Türkiye ile Rusya’nın ekonomik ilişkileri enerji, dış ticaret ve turizmde yoğunlaşıyor. Türkiye’nin Rusya’yla ikili ticarette 18,6 milyar dolar ticaret açığı bulunuyor. 2019’da en çok ithalat yapılan ülke de en çok turist gelen ülke de Rusya. Artan gerilim döviz piyasalarını etkilemeye başladı.

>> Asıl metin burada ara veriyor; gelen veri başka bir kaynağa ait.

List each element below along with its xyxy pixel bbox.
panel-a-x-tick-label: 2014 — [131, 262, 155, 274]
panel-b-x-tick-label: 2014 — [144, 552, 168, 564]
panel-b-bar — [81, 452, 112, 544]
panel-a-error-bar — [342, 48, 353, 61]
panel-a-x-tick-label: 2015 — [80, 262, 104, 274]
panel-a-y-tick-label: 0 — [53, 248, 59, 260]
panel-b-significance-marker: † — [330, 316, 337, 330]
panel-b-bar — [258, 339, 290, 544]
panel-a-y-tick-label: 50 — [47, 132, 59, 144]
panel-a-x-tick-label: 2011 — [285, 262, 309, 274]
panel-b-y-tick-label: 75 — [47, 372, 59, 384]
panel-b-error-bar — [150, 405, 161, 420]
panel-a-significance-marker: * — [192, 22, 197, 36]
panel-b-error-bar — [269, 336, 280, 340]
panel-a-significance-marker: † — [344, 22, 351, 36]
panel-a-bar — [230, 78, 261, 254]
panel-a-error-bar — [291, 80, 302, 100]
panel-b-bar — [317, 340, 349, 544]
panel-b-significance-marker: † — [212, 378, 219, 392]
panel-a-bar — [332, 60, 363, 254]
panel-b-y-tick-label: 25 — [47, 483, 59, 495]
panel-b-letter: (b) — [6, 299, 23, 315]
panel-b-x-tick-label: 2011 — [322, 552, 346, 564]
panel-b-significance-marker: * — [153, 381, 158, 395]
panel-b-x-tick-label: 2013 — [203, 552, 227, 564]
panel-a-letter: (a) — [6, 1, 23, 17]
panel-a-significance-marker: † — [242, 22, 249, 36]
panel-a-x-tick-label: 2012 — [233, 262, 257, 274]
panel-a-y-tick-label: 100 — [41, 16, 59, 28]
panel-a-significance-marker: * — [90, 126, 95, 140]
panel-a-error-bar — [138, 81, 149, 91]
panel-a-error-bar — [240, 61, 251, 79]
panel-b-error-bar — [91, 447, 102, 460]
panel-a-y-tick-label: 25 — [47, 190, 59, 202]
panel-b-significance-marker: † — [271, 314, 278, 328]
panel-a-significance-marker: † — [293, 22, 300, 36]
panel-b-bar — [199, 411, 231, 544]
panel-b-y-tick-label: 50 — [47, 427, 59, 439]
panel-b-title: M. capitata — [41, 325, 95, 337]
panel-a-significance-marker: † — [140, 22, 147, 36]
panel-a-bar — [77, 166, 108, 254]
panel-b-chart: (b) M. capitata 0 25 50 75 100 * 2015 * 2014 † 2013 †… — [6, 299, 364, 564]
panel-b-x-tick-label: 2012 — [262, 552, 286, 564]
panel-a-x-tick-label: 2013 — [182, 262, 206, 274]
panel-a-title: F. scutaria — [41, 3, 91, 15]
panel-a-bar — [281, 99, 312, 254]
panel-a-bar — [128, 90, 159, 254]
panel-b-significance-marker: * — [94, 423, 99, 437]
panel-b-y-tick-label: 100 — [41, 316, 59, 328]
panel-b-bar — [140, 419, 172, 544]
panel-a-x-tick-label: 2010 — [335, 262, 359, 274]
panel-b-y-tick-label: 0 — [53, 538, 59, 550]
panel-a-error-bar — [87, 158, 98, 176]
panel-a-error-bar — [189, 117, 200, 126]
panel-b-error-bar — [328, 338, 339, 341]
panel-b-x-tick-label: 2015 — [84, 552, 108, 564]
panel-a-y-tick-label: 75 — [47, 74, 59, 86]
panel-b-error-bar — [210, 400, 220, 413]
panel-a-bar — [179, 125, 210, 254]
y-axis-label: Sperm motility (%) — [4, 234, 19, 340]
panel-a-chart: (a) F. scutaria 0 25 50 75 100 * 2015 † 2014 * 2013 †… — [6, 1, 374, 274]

İdlib’de gerilim gün geçtikçe tırmanıyor. Son olarak 27 Şubat günü Suriye Ordusu’nun saldırısı sonucu ülke yasa boğuldu. Krizin yaşandığı gün açıklama yapmayan Cumhurbaşkanı Tayyip Erdoğan ertesi gün de açıklama yapmaktan imtina etti. Nihayet 29 Şubat’ta partisinin İstanbul milletvekilleriyle bir araya gelen Erdoğan 40 saatin ardından yaptığı ilk açıklamada ekonomik gelişmeleri de ele aldı. Erdoğan “Bu yılın ocak ayında yeni bir rekora imza attık. Ülkemize ocak ayına gelen yabancı turist sayısı geçen yılın aynı ayına göre yüzde 16’dan fazla artarak 1,8 milyon kişiye ulaştı. İnşallah bu yıl toplam 58 milyon turist 41 milyar dolar turizm geliri bekliyoruz” derken ekonominin de toparlanma sürecinde olduğunu ve 2023 hedeflerine yaklaşıldığını iddia etti.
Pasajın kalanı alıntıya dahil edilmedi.